Fr. Ver Bust's Column:|
"Explaining the Gospel"
|Fr. Richard Ver Bust
We must live in response to our call
We are entrusted to be watchful and accountable in caring for the Church
August 12, 2001, Nineteenth Sunday in Ordinary Time
By Fr. Richard Ver Bust
Luke continues as our guide in today's gospel. He helps us
understand more about discipleship and how it functions in
forming a community of disciples.
The gospel begins, as usual, with Jesus teaching. Words of
encouragement are addressed to Jesus' followers in his time. Luke
uses them to speak to the disciples of Jesus in his time. They
are also addressed to us as well for we listen as Jesus'
disciples today. Jesus reminds them and us that being a disciple
is not easy. God's kingdom makes demands on us that are
difficult. Jesus continues what last Sunday's readings emphasize,
and that is that our real focus must be on God and not on things.
We should realize that Jesus was not telling them to get rid of
all things for one couldn't survive that way.
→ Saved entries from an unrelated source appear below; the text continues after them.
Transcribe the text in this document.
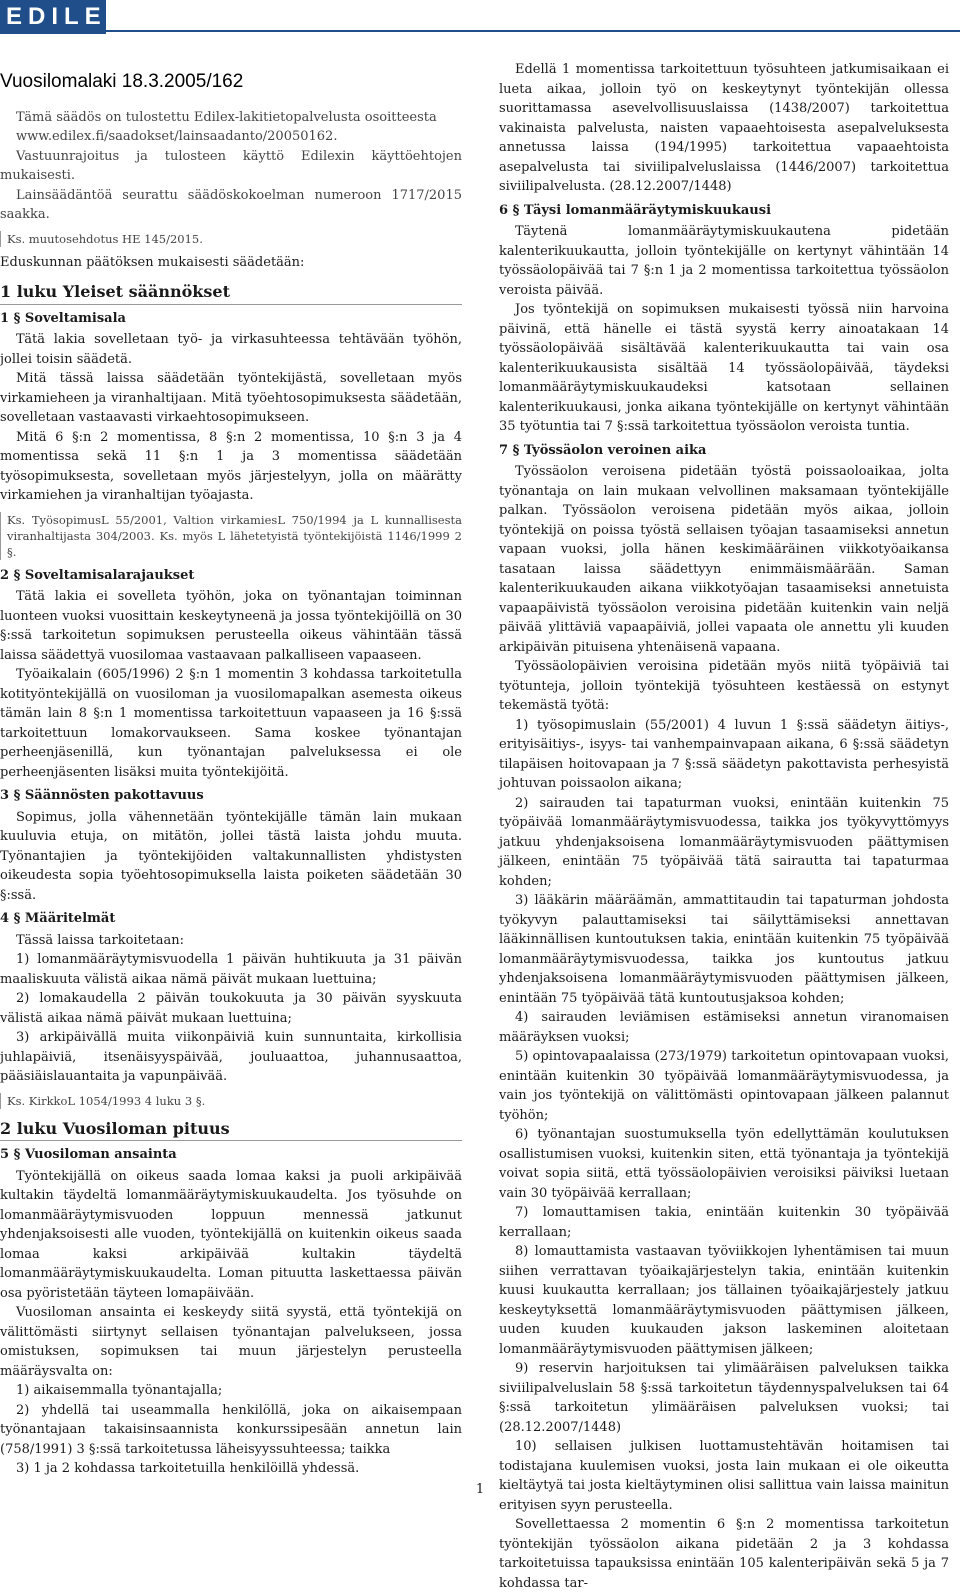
EDILEX
Vuosilomalaki 18.3.2005/162

Tämä säädös on tulostettu Edilex-lakitietopalvelusta osoitteesta

www.edilex.fi/saadokset/lainsaadanto/20050162.

Vastuunrajoitus ja tulosteen käyttö Edilexin käyttöehtojen mukaisesti.

Lainsäädäntöä seurattu säädöskokoelman numeroon 1717/2015 saakka.

Ks. muutosehdotus HE 145/2015.

Eduskunnan päätöksen mukaisesti säädetään:

1 luku Yleiset säännökset
1 § Soveltamisala

Tätä lakia sovelletaan työ- ja virkasuhteessa tehtävään työhön, jollei toisin säädetä.

Mitä tässä laissa säädetään työntekijästä, sovelletaan myös virkamieheen ja viranhaltijaan. Mitä työehtosopimuksesta säädetään, sovelletaan vastaavasti virkaehtosopimukseen.

Mitä 6 §:n 2 momentissa, 8 §:n 2 momentissa, 10 §:n 3 ja 4 momentissa sekä 11 §:n 1 ja 3 momentissa säädetään työsopimuksesta, sovelletaan myös järjestelyyn, jolla on määrätty virkamiehen ja viranhaltijan työajasta.

Ks. TyösopimusL 55/2001, Valtion virkamiesL 750/1994 ja L kunnallisesta viranhaltijasta 304/2003. Ks. myös L lähetetyistä työntekijöistä 1146/1999 2 §.
2 § Soveltamisalarajaukset

Tätä lakia ei sovelleta työhön, joka on työnantajan toiminnan luonteen vuoksi vuosittain keskeytyneenä ja jossa työntekijöillä on 30 §:ssä tarkoitetun sopimuksen perusteella oikeus vähintään tässä laissa säädettyä vuosilomaa vastaavaan palkalliseen vapaaseen.

Työaikalain (605/1996) 2 §:n 1 momentin 3 kohdassa tarkoitetulla kotityöntekijällä on vuosiloman ja vuosilomapalkan asemesta oikeus tämän lain 8 §:n 1 momentissa tarkoitettuun vapaaseen ja 16 §:ssä tarkoitettuun lomakorvaukseen. Sama koskee työnantajan perheenjäsenillä, kun työnantajan palveluksessa ei ole perheenjäsenten lisäksi muita työntekijöitä.

3 § Säännösten pakottavuus

Sopimus, jolla vähennetään työntekijälle tämän lain mukaan kuuluvia etuja, on mitätön, jollei tästä laista johdu muuta. Työnantajien ja työntekijöiden valtakunnallisten yhdistysten oikeudesta sopia työehtosopimuksella laista poiketen säädetään 30 §:ssä.

4 § Määritelmät

Tässä laissa tarkoitetaan:

1) lomanmääräytymisvuodella 1 päivän huhtikuuta ja 31 päivän maaliskuuta välistä aikaa nämä päivät mukaan luettuina;

2) lomakaudella 2 päivän toukokuuta ja 30 päivän syyskuuta välistä aikaa nämä päivät mukaan luettuina;

3) arkipäivällä muita viikonpäiviä kuin sunnuntaita, kirkollisia juhlapäiviä, itsenäisyyspäivää, jouluaattoa, juhannusaattoa, pääsiäislauantaita ja vapunpäivää.

Ks. KirkkoL 1054/1993 4 luku 3 §.
2 luku Vuosiloman pituus
5 § Vuosiloman ansainta

Työntekijällä on oikeus saada lomaa kaksi ja puoli arkipäivää kultakin täydeltä lomanmääräytymiskuukaudelta. Jos työsuhde on lomanmääräytymisvuoden loppuun mennessä jatkunut yhdenjaksoisesti alle vuoden, työntekijällä on kuitenkin oikeus saada lomaa kaksi arkipäivää kultakin täydeltä lomanmääräytymiskuukaudelta. Loman pituutta laskettaessa päivän osa pyöristetään täyteen lomapäivään.

Vuosiloman ansainta ei keskeydy siitä syystä, että työntekijä on välittömästi siirtynyt sellaisen työnantajan palvelukseen, jossa omistuksen, sopimuksen tai muun järjestelyn perusteella määräysvalta on:

1) aikaisemmalla työnantajalla;

2) yhdellä tai useammalla henkilöllä, joka on aikaisempaan työnantajaan takaisinsaannista konkurssipesään annetun lain (758/1991) 3 §:ssä tarkoitetussa läheisyyssuhteessa; taikka

3) 1 ja 2 kohdassa tarkoitetuilla henkilöillä yhdessä.

Edellä 1 momentissa tarkoitettuun työsuhteen jatkumisaikaan ei lueta aikaa, jolloin työ on keskeytynyt työntekijän ollessa suorittamassa asevelvollisuuslaissa (1438/2007) tarkoitettua vakinaista palvelusta, naisten vapaaehtoisesta asepalveluksesta annetussa laissa (194/1995) tarkoitettua vapaaehtoista asepalvelusta tai siviilipalveluslaissa (1446/2007) tarkoitettua siviilipalvelusta. (28.12.2007/1448)

6 § Täysi lomanmääräytymiskuukausi

Täytenä lomanmääräytymiskuukautena pidetään kalenterikuukautta, jolloin työntekijälle on kertynyt vähintään 14 työssäolopäivää tai 7 §:n 1 ja 2 momentissa tarkoitettua työssäolon veroista päivää.

Jos työntekijä on sopimuksen mukaisesti työssä niin harvoina päivinä, että hänelle ei tästä syystä kerry ainoatakaan 14 työssäolopäivää sisältävää kalenterikuukautta tai vain osa kalenterikuukausista sisältää 14 työssäolopäivää, täydeksi lomanmääräytymiskuukaudeksi katsotaan sellainen kalenterikuukausi, jonka aikana työntekijälle on kertynyt vähintään 35 työtuntia tai 7 §:ssä tarkoitettua työssäolon veroista tuntia.

7 § Työssäolon veroinen aika

Työssäolon veroisena pidetään työstä poissaoloaikaa, jolta työnantaja on lain mukaan velvollinen maksamaan työntekijälle palkan. Työssäolon veroisena pidetään myös aikaa, jolloin työntekijä on poissa työstä sellaisen työajan tasaamiseksi annetun vapaan vuoksi, jolla hänen keskimääräinen viikkotyöaikansa tasataan laissa säädettyyn enimmäismäärään. Saman kalenterikuukauden aikana viikkotyöajan tasaamiseksi annetuista vapaapäivistä työssäolon veroisina pidetään kuitenkin vain neljä päivää ylittäviä vapaapäiviä, jollei vapaata ole annettu yli kuuden arkipäivän pituisena yhtenäisenä vapaana.

Työssäolopäivien veroisina pidetään myös niitä työpäiviä tai työtunteja, jolloin työntekijä työsuhteen kestäessä on estynyt tekemästä työtä:

1) työsopimuslain (55/2001) 4 luvun 1 §:ssä säädetyn äitiys-, erityisäitiys-, isyys- tai vanhempainvapaan aikana, 6 §:ssä säädetyn tilapäisen hoitovapaan ja 7 §:ssä säädetyn pakottavista perhesyistä johtuvan poissaolon aikana;

2) sairauden tai tapaturman vuoksi, enintään kuitenkin 75 työpäivää lomanmääräytymisvuodessa, taikka jos työkyvyttömyys jatkuu yhdenjaksoisena lomanmääräytymisvuoden päättymisen jälkeen, enintään 75 työpäivää tätä sairautta tai tapaturmaa kohden;

3) lääkärin määräämän, ammattitaudin tai tapaturman johdosta työkyvyn palauttamiseksi tai säilyttämiseksi annettavan lääkinnällisen kuntoutuksen takia, enintään kuitenkin 75 työpäivää lomanmääräytymisvuodessa, taikka jos kuntoutus jatkuu yhdenjaksoisena lomanmääräytymisvuoden päättymisen jälkeen, enintään 75 työpäivää tätä kuntoutusjaksoa kohden;

4) sairauden leviämisen estämiseksi annetun viranomaisen määräyksen vuoksi;

5) opintovapaalaissa (273/1979) tarkoitetun opintovapaan vuoksi, enintään kuitenkin 30 työpäivää lomanmääräytymisvuodessa, ja vain jos työntekijä on välittömästi opintovapaan jälkeen palannut työhön;

6) työnantajan suostumuksella työn edellyttämän koulutuksen osallistumisen vuoksi, kuitenkin siten, että työnantaja ja työntekijä voivat sopia siitä, että työssäolopäivien veroisiksi päiviksi luetaan vain 30 työpäivää kerrallaan;

7) lomauttamisen takia, enintään kuitenkin 30 työpäivää kerrallaan;

8) lomauttamista vastaavan työviikkojen lyhentämisen tai muun siihen verrattavan työaikajärjestelyn takia, enintään kuitenkin kuusi kuukautta kerrallaan; jos tällainen työaikajärjestely jatkuu keskeytyksettä lomanmääräytymisvuoden päättymisen jälkeen, uuden kuuden kuukauden jakson laskeminen aloitetaan lomanmääräytymisvuoden päättymisen jälkeen;

9) reservin harjoituksen tai ylimääräisen palveluksen taikka siviilipalveluslain 58 §:ssä tarkoitetun täydennyspalveluksen tai 64 §:ssä tarkoitetun ylimääräisen palveluksen vuoksi; tai (28.12.2007/1448)

10) sellaisen julkisen luottamustehtävän hoitamisen tai todistajana kuulemisen vuoksi, josta lain mukaan ei ole oikeutta kieltäytyä tai josta kieltäytyminen olisi sallittua vain laissa mainitun erityisen syyn perusteella.

Sovellettaessa 2 momentin 6 §:n 2 momentissa tarkoitetun työntekijän työssäolon aikana pidetään 2 ja 3 kohdassa tarkoitetuissa tapauksissa enintään 105 kalenteripäivän sekä 5 ja 7 kohdassa tar-

1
It is Jesus' and
Luke's way of telling disciples that their commitment should be
totally directed to God. Jesus had advised in last Sunday's
parable that it isn't the possession of things that is wrong but
a fixation on them. The advice Jesus gives then is to trust in
God. Carrying moneybags means a surplus, which one does not need.
The second part of the gospel reading introduces Jesus' teaching
on watchfulness. He teaches that one must be prepared like
servants who await the return of the master even when that master
comes at night. Notice how throughout the section examples are
drawn from real life. That is how wisdom thought works, and Jesus
is certainly drawing upon the pattern of wisdom that had
developed in Jewish thought. So one too must be prepared against
the coming of a thief. The thief doesn't announce when he is
going to come so one must be vigilant.
It is interesting that the master is away for a wedding. This
detail could easily be overlooked. Remember messianic times are
often referred to in terms of a wedding and wedding banquet. Then
too the fact that the master will prepare a meal for watchful
servants as a reward for their vigilance may also refer to a
messianic banquet which God provided.
The final section is a reply to a question posed by Peter in
which he asked whether this teaching applied only to disciples or
to everyone. Jesus, in response, tells a second story. We
certainly can hear Luke speaking to his church community again.
Now the master has stewards to whom he entrusts the care of the
estate. The story is about how different stewards would carry out
their responsibilities when the master was absent. One steward is
trustworthy but the other, because he believes the master would
be delayed in returning, treated people in an abusive way.
Another is criticized for failing to be prepared for the master's
return. This suggests that one should simply not do nothing but
must act in a caring way. To be watchful one must both be
diligent and do what is needed.
All of this points to the need of realizing that a person must be
accountable when given responsibilities. The leaders of the early
Church must, like all other disciples, be watchful and vigilant
but they also needed to care for the Church. They had been
entrusted with important duties and, during the interim when the
master was away, they would be judged on how well they had cared
for the Church. Each disciple has been given gifts and each
therefore must, during their life, live in response to their
call. Each person will be judged on what they had done.
(Fr. Ver Bust holds the title of professor emeritus in religious
studies at St. Norbert College, De Pere.)